@thechildofroth whats going wrong with certbot? i have this same stack running on my server so maybe we can compare notes
@xandris When I try to get a certificate (either using dietpi-letsencrypt or directly from the prompt (as per the jellyfin instruction)) it tells me I don't have an A or AAAA record.
But when I do:
curl --verbose http://my.domain
it comes straight back with:
trying ip.of.router.im.looking.for
so curl seems to be finding the dns record ok
@xandris I think this may be the key to unlocking this, as without the certificates the Jellyfin provided nginx conf fails, so unless I can clear this hurdle I'm going to stay stuck
@thechildofroth @xandris You can try ‘dig @9.9.9.9 my.domain’ to have more information about the DNS information.
If you’ve got no answer, it’s definitely a DNS problem.
@rds @xandris So dig returns a seemingly sensible response (I can see my domain and my IP in there). The only concern is that I can see:
Query1, Answer1, Authority0, Additional1
Should Authority (I'm guessing this might be related to 'SOA') be 1 too?
(for any other rookies playing along 'dig' is in bind9-dnsutils on #Debian - not installed by default in #DietPi it seems)
@thechildofroth @rds i found this tool in the letsencrypt forum. what does it tell you?
@xandris @rds The DNS test passes but the TLS one gives me the same error as when I submit with Certbot ('no valid A records for domain, no valid AAAA records for domain').
The http test fails because of: A private, inaccessible, IANA/IETF-reserved IP...replace it with a public one or use the DNS validation method instead. (and it shows my IP in the response too)

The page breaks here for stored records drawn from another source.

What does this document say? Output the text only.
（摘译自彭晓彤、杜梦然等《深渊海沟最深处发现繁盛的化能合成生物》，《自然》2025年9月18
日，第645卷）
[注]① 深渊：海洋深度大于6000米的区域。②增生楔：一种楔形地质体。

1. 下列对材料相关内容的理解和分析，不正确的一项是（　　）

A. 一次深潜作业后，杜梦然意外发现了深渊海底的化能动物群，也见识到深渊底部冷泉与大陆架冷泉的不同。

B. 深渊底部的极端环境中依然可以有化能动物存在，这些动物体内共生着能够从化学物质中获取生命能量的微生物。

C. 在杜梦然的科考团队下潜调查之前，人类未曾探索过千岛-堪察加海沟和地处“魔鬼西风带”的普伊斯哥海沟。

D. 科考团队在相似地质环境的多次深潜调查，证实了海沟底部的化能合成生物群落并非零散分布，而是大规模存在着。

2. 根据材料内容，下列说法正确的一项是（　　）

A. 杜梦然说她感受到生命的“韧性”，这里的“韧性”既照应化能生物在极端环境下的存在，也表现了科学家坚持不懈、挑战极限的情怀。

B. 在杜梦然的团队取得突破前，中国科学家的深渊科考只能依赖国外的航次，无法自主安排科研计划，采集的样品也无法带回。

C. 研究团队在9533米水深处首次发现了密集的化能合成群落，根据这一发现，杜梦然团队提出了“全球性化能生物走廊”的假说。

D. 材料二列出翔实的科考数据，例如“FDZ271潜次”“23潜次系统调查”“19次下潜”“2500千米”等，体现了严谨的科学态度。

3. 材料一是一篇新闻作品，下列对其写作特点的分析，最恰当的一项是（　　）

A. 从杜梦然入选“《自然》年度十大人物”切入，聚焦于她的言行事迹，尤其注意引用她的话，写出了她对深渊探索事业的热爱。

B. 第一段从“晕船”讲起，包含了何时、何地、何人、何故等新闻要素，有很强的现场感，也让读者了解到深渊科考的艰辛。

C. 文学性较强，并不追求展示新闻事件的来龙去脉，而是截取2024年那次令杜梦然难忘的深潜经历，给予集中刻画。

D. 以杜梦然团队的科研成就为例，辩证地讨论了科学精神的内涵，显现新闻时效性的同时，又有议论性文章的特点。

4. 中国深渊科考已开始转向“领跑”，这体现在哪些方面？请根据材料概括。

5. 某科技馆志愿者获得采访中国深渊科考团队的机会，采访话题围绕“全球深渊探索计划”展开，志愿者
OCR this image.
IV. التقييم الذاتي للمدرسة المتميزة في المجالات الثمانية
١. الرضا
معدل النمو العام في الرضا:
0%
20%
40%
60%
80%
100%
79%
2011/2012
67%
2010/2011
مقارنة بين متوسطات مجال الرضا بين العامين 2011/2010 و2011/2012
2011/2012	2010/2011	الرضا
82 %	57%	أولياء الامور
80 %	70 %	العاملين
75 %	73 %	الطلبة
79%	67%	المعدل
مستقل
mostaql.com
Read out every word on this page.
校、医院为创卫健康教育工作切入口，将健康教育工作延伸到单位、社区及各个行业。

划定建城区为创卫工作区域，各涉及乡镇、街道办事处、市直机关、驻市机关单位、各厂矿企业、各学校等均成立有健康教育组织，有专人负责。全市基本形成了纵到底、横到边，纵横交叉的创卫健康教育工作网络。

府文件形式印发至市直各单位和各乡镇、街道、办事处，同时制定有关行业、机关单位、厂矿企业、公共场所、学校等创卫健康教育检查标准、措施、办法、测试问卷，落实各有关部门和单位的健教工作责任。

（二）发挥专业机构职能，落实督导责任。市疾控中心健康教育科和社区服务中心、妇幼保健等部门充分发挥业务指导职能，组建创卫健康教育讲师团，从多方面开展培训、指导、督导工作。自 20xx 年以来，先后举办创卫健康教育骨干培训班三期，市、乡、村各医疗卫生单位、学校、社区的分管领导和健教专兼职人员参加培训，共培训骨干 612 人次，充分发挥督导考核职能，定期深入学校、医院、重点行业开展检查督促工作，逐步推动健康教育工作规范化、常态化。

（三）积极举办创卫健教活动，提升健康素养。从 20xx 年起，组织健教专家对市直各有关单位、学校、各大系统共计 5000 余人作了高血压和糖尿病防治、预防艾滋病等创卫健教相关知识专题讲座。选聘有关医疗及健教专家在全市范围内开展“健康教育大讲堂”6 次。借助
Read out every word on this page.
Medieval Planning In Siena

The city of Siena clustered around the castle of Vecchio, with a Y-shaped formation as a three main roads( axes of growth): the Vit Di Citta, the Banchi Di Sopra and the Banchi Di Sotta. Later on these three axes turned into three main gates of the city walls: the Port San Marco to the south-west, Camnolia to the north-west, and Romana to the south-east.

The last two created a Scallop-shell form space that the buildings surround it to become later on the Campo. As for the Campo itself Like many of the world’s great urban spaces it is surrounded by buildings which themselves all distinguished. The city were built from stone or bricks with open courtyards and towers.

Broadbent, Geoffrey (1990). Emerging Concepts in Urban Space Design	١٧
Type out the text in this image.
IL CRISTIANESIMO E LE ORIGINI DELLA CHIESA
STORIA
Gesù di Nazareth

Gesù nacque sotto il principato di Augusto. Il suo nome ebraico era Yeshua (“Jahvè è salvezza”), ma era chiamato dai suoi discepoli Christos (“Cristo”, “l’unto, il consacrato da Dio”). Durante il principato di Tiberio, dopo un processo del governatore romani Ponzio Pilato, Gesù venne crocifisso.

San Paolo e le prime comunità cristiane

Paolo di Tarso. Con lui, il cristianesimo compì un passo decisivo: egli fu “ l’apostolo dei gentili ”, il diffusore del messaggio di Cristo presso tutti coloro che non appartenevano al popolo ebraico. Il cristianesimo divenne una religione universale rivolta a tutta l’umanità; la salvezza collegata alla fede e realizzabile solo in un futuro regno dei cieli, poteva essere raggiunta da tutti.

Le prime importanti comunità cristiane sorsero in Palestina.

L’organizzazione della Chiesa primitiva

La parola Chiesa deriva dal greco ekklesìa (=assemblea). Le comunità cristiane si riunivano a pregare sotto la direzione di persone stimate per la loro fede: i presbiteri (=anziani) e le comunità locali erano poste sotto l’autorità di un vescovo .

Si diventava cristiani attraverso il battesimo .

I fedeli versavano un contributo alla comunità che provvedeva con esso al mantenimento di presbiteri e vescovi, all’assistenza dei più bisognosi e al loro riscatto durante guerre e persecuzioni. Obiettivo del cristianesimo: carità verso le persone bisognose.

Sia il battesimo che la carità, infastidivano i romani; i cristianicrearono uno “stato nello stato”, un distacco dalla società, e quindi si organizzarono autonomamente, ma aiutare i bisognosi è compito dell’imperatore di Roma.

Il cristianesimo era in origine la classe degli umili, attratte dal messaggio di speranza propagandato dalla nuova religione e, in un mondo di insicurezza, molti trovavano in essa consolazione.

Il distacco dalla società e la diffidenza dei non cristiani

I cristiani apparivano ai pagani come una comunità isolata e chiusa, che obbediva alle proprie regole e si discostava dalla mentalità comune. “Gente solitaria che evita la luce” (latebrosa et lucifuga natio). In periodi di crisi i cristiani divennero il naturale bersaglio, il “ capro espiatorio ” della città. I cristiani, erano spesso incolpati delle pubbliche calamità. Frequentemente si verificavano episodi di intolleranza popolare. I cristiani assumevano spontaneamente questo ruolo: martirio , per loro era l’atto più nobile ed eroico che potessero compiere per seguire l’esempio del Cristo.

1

@thechildofroth @rds its claiming its a private ip?
that makes it sound like its one of 192.168... or 10... or 172.16...
@thechildofroth @rds does the ip actually fall into one of those ranges in the wikipedia article?
@xandris @rds Ahh, yes. It's in the range described as:
Shared address space for communications between a service provider and its subscribers when using a carrier-grade NAT
Hmm, is there a way around that (I knew didn't have a fixed IP but I was going to use my domain providers DNS API to dynamically update the IP as required.
@thechildofroth @rds i haven't looked into dynamic dns solutions (aka dyndns) in a while. you may be able to buy a static ip for a little extra fee from your isp. last time i checked your router might be able to interface with your registrar's dyndns feature. asuswrt has such a feature. server side i found:
- ddclient (perl daemon)
- ez-ipupdate
- inadyn
- updatedd
or roll your own with just curl if your registrar gives you a url:
https://gist.github.com/gbraad/e167a509a902263ed67264f346937aae
@thechildofroth @rds oh wait hold up
you have cg-nat which means you don't have a unique external address at all from what i understand. if you go to ip.me or similar, the address it shows you is shared with other customers. the gateway would have no way to know which customer an incoming connection should go to
all that to say...more research needed on how to receive connections when behind cg-nat. i think cloudflare offers something for this for free...
@thechildofroth @xandris @rds @beasts
If you're having trouble getting regular certbot certificates (because that requires certbot service to talk to the computer trying to get the certificates), you can try using the certbot DNS verification for certificates (because that only needs you to prove that you control the domain name, and doesn't really talk to your servers)
https://eff-certbot.readthedocs.io/en/stable/using.html#dns-plugins
@double_a_runi @xandris @rds @beasts I used a very helpful guide from here: https://www.digitalocean.com/community/tutorials/how-to-acquire-a-let-s-encrypt-certificate-using-dns-validation-with-acme-dns-certbot-on-ubuntu-18-04 and it appears to have worked (for the certificates at least) so now on to learning a bit more #Nginx to get my #Jellyfin server line.
Many thanks again for the very helpful nudge in the right direction!
@double_a_runi @xandris @rds @beasts I've continued to chase this around today and it does appear that there's no simple way around the CGNAT address issued by my ISP. I've reached out to them to find out what options they have to circumvent it.
@thechildofroth @double_a_runi @xandris @rds @beasts Worth checking if your ISP uses CGNAT for both IPv4 and IPv6 addresses. If you have a real IPv6 address, that might be the way to go.
@mdonkin @double_a_runi @xandris @rds @beasts There's no IPV6 address in the router control panel, although there is this article (from 2023) saying the ISP are ready and rolling it out to customers: https://www.ispreview.co.uk/index.php/2023/08/uk-broadband-isp-octaplus-confirms-ipv6-readiness.html
I wonder if there's something that I can do from my end to get upgraded?